Sortie du nucléaire : PS et EELV iront-ils jusqu'au blocage ?

François Hollande et Pierre Moscovici
François Hollande et Pierre Moscovici (MIGUEL MEDINA / AFP)

L'épisode de la primaire terminé, EELV et PS doivent reprendre leurs négociations sur un programme de gouvernement, dans la perspective de la présidentielle, et aussi sur le partage des circonscriptions aux législatives

L'épisode de la primaire terminé, EELV et PS doivent reprendre leurs négociations sur un programme de gouvernement, dans la perspective de la présidentielle, et aussi sur le partage des circonscriptions aux législatives

Cette semaine, des socialistes, proches de François Hollande, ont averti les écologistes qu'ils ne cèderaient pas à leur "diktat" sur la sortie du nucléaire notamment.
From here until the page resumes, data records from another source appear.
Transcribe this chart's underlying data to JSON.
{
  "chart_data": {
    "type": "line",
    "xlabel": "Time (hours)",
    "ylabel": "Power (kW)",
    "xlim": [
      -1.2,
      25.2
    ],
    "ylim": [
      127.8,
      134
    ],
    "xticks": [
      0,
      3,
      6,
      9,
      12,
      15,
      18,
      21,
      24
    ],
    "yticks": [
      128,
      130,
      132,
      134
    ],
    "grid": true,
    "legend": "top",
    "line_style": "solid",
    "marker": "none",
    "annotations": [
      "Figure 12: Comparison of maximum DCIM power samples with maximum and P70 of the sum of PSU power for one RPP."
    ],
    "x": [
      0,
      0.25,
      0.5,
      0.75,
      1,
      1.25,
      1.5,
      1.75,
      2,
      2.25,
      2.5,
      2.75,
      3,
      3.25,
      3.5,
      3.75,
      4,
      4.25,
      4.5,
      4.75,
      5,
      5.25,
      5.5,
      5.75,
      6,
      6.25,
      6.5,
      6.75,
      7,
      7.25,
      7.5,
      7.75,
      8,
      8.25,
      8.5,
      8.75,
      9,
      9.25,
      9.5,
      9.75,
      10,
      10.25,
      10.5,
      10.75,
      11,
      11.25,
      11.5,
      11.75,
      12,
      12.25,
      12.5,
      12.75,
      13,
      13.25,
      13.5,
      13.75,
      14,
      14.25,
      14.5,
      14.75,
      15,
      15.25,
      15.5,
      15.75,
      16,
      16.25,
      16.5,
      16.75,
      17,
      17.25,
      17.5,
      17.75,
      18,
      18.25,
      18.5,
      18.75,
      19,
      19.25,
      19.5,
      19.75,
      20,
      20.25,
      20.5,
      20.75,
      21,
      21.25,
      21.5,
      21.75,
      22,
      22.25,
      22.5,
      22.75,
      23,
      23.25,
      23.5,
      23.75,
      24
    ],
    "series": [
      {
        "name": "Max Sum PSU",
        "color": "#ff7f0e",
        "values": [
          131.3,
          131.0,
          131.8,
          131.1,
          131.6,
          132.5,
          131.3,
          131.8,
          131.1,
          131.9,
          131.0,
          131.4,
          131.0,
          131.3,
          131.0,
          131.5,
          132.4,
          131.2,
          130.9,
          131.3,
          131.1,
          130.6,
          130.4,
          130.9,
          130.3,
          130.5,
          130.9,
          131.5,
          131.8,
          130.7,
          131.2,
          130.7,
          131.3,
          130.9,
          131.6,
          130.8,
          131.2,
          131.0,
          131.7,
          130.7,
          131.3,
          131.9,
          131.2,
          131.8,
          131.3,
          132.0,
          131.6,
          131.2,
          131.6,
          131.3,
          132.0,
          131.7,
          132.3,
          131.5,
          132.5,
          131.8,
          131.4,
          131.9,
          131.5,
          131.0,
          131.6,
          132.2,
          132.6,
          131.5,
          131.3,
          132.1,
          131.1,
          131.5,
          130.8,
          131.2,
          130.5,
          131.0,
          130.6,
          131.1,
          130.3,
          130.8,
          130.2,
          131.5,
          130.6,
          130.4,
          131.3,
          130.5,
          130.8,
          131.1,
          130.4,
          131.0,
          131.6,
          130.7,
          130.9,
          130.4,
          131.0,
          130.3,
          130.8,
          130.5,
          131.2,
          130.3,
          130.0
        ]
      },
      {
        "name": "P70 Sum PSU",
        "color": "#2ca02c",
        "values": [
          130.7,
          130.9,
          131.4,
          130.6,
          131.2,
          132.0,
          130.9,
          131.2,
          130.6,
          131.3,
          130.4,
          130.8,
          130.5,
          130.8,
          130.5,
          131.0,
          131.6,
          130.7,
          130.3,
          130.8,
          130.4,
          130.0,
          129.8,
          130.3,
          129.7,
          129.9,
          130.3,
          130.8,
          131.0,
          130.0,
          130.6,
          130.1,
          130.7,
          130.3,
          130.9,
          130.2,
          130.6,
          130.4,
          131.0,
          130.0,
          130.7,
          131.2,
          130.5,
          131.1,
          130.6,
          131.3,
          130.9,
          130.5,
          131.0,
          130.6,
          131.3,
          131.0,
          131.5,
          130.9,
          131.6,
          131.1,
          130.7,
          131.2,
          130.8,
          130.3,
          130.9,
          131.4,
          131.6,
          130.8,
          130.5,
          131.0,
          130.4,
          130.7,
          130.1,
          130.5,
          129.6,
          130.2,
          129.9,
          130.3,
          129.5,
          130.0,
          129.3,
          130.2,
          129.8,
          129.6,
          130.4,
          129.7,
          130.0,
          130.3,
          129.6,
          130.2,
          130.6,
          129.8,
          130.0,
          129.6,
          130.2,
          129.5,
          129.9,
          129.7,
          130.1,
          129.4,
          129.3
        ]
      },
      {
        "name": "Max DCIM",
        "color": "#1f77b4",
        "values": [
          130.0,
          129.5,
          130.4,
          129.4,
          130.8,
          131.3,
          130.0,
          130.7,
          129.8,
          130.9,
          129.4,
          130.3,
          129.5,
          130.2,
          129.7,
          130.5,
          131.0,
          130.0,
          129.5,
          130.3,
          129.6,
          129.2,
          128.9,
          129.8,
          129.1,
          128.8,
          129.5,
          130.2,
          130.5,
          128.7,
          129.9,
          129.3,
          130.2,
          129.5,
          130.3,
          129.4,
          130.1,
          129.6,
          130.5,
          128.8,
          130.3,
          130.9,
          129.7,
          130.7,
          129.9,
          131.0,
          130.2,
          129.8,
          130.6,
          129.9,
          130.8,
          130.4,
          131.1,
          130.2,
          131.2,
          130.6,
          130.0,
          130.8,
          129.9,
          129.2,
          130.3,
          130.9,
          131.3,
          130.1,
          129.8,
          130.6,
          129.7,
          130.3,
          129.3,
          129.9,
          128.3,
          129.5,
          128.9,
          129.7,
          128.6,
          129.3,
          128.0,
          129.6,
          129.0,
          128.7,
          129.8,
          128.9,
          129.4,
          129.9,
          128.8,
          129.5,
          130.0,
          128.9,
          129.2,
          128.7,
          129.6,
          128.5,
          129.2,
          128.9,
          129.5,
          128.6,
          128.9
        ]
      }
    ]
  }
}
Outre l'arrêt du projet de l'aéroport Notre-Dame-des-Landes (Loire-Atlantique) et l'adoption de la proportionnelle pour les élections, Europe Ecologie-Les Verts fait de la sortie du nucléaire la condition d'un accord avec le PS, censé aboutir fin novembre.

Depuis l'élection de François Hollande à la primaire socialiste, Eva Joly menace de ne pas participer à un gouvernement socialiste. En visite à Fukushima, la candidate EELV l'a répété : "pas d'accord de gouvernement" sans calendrier de sortie du nucléaire. "Et comme il n'y a pas de victoire de la gauche sans les écologistes, cela pose problème", a-t-elle dit, ne désespérant pas de rallier le PS à son point de vue. Les équipes de Martine Aubry et de Cécile Duflot avaient bien avancé sur le sujet depuis un an.

"Quelques points difficiles" reconnaît Hollande
Mercredi, le candidat PS, qui prône un passage de la part du nucléaire dans l'électricité produite de 75% à 50% d'ici 2025, a reconnu "quelques points difficiles" dans le travail "déjà bien engagé" entre les deux partis, mais souhaité "que personne ne préjuge du résultat" des négociations qui doivent débuter début novembre.

"Sur le fond, les points de vue sont plus proches qu'il n'y paraît", estime le député et confondateur de Pôle écologique du PS, Christophe Caresche. Il trouve la proposition Hollande "compatible avec une sortie du nucléaire" car elle prévoit "une montée en puissance des énergies renouvelables sans précédent". D'ailleurs, le sénateur Jean-Vincent Placé, conseiller de Mme Duflot, a dit "réserver quelques idées pour rendre compatibles certaines visions du candidat Hollande avec le programme (d'EELV)".

Quelles conséquences sur les législatives ?
Denis Baupin, négociateur EELV, est catégorique : "s'il faut renoncer à nos convictions pour avoir des députés, il n'y aura pas de députés, c'est clair". L'avis est plus nuancé du côté des écologistes. Pour David Cormand, secrétaire national aux élections à EELV, "il faut assumer une alliance à vocation majoritaire pour battre Nicolas Sarkozy sur un minimum de dénominateurs communs qui justifie une alliance aux législatives", mais "on ne peut pas accepter d'être dans un gouvernement si la sortie du nucléaire n'est pas actée".

L'ambition d'EELV est d'obtenir une trentaine de députés à l'Assemblée si la gauche gagne. Alors que le bureau national du PS a repoussé, mercredi, à fin novembre le dépôt des candidatures aux élections législatives, le sénateur André Vallini, proche de François Hollande, précise : le PS cèdera des circonscriptions mais "à la hauteur de ce que représentent" les Verts, "pas forcément à la hauteur de leurs attentes". Allusion aux derniers sondages qui créditent Eva Joly de 3% d'intentions de vote, qui n'inquiètent pas le parti.

Prenant le temps de passer en revue l'avancée des discussions avec les écologistes, François Hollande a dit souhaiter "un bon accord" et ce, "avant la fin de l'année". Mais, a-t-il prévenu, '"accord de gouvernement et accord éléctoral sur les circonscriptions son liés".